Eventually, as I still tried to do day to day living chores, I wondered why I was working so hard to ignore the droopy eyes, the pain in my joints, the rumbling belly, the incredible weariness. Sometimes, beating my head against a brick wall and not accepting the circumstances becomes just too stupid.
I lowered myself onto that couch, not even moving the pillows adorning it...pillows that make it impossible, usually, to sit comfortably. I fell into an instant sleep, interspersed with dreams of water, coloured lights, fields of green... and words of comfort from someone, a woman I do not know... which I instantly forgot upon awakening.
I woke a few hours later, convinced I had only been there for a few minutes.

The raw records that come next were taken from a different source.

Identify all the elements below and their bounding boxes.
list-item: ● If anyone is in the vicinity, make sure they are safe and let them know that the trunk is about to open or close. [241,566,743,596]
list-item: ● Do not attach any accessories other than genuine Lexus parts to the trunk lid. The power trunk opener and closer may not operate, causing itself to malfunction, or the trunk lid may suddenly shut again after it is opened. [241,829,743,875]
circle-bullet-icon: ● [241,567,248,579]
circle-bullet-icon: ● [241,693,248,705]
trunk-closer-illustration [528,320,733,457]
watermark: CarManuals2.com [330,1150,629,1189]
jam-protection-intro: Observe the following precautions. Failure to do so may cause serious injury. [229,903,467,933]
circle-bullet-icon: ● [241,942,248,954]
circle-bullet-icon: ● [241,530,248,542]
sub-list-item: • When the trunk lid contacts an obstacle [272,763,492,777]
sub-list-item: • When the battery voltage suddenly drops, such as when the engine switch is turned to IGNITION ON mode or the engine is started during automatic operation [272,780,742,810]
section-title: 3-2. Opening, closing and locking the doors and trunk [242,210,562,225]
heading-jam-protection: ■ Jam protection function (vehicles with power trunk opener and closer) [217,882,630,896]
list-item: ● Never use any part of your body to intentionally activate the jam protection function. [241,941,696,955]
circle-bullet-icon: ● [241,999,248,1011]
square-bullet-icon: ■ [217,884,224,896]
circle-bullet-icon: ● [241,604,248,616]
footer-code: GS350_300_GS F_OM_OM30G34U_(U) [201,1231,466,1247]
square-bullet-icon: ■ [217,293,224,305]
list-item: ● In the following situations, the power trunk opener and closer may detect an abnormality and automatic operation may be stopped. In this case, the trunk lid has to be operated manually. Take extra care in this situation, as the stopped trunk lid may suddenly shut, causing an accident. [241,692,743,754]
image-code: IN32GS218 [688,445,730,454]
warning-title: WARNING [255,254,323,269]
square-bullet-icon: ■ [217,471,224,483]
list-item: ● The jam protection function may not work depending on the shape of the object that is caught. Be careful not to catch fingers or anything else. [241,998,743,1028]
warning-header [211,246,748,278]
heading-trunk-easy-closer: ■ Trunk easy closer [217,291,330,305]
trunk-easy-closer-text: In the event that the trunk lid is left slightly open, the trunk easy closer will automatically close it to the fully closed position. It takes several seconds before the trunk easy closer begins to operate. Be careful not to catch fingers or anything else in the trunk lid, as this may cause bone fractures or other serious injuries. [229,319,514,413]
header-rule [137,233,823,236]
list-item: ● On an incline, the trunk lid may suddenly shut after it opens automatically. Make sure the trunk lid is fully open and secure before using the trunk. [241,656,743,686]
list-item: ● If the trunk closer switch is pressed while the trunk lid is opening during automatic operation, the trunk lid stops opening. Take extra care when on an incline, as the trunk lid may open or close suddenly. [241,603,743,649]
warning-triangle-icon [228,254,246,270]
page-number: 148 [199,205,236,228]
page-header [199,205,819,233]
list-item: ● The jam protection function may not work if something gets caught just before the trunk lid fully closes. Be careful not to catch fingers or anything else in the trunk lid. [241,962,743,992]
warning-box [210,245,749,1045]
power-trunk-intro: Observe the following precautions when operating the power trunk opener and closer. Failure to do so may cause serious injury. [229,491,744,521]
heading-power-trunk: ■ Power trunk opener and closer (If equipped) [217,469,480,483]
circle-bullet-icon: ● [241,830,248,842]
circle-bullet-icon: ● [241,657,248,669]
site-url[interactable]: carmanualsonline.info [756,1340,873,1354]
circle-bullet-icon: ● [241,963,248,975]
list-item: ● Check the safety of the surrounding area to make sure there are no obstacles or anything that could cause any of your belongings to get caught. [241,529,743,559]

I lay curled between the pillows, in a position I would never allow my body to be in for long, had I been aware. Graham later said it was a toss-up as to whether he should wake me and move me...or let me sleep.
He probably felt I was going to emulate Grandfather Bear either way.
I sprang up...a mistake. Sinking back into those wonderfully comfortable, now squished beyond recognition, pillows, I closed my eyes. I wanted to return to those dreams and the lady who whispered such words of comfort. I drifted and re-visited, and wandered among green, green fields...fields of Spring.
Bees and birdsong, warm, shifting breezes, the scent of lavender...all these offered solace to my felled body, soothed and gave me tranquillity and ease.
At other times I felt I was underwater, floating in a warm, viscous blue fluid, feeling weightless... renewed. I felt awe, too, at the way such comfort was being given to me, here in my dream state.
Shafts of yellow, orange and pink light pierced the fluid surface of the water; suddenly I found myself once more wandering in that emerald field enclosed in that golden light. It was so comfortable. I cannot begin to tell you how warm and hopeful the atmosphere was where I found myself in my dream.
I felt so well! In this field, I did not have to force myself to do anything...I wanted to, needed to! My legs did not feel weak and watery...they were strong and ready to walk. I could breathe fresh, warm air...no more stuffed up nose. All the ailments that the Winter Virus plagued me with disappeared...and I revelled in it. I wanted to immerse myself within the greeny golden light that surrounded me, roll in the impossibly green grass I walked upon.
This time, as I drifted towards wakefulness, I remembered the field and the water...but most of all I remembered how well I felt, in the green.
I spent another day yesterday giving in to rest and warmth. I drank so much water...it seemed my thirst could not be quenched. And last night, I slept a full nine hours straight.
The Winter Virus has not fully been vanquished. Graham, who suffered his own battle with it over the weekend, has emerged the victor this morning. I started out like gang-busters upon arising; but I am recognizing signs of the Virus attempting a comeback.
It will only be a slight skirmish, however...I will just wander back to the field of Green, a colour I use often for healing with Reiki, and allow the golden light to give me further energy.
Winter Viruses cannot last when I finally become aware of what the Universe and all knowledge since the beginning of time is telling me. I just like to believe my mind is clouded with the Winter Virus, and that's why it takes me so long to see that rest and fluids are required behavior! Not laziness!
And using visualizations, dreams, colours and Reiki certainly helps too!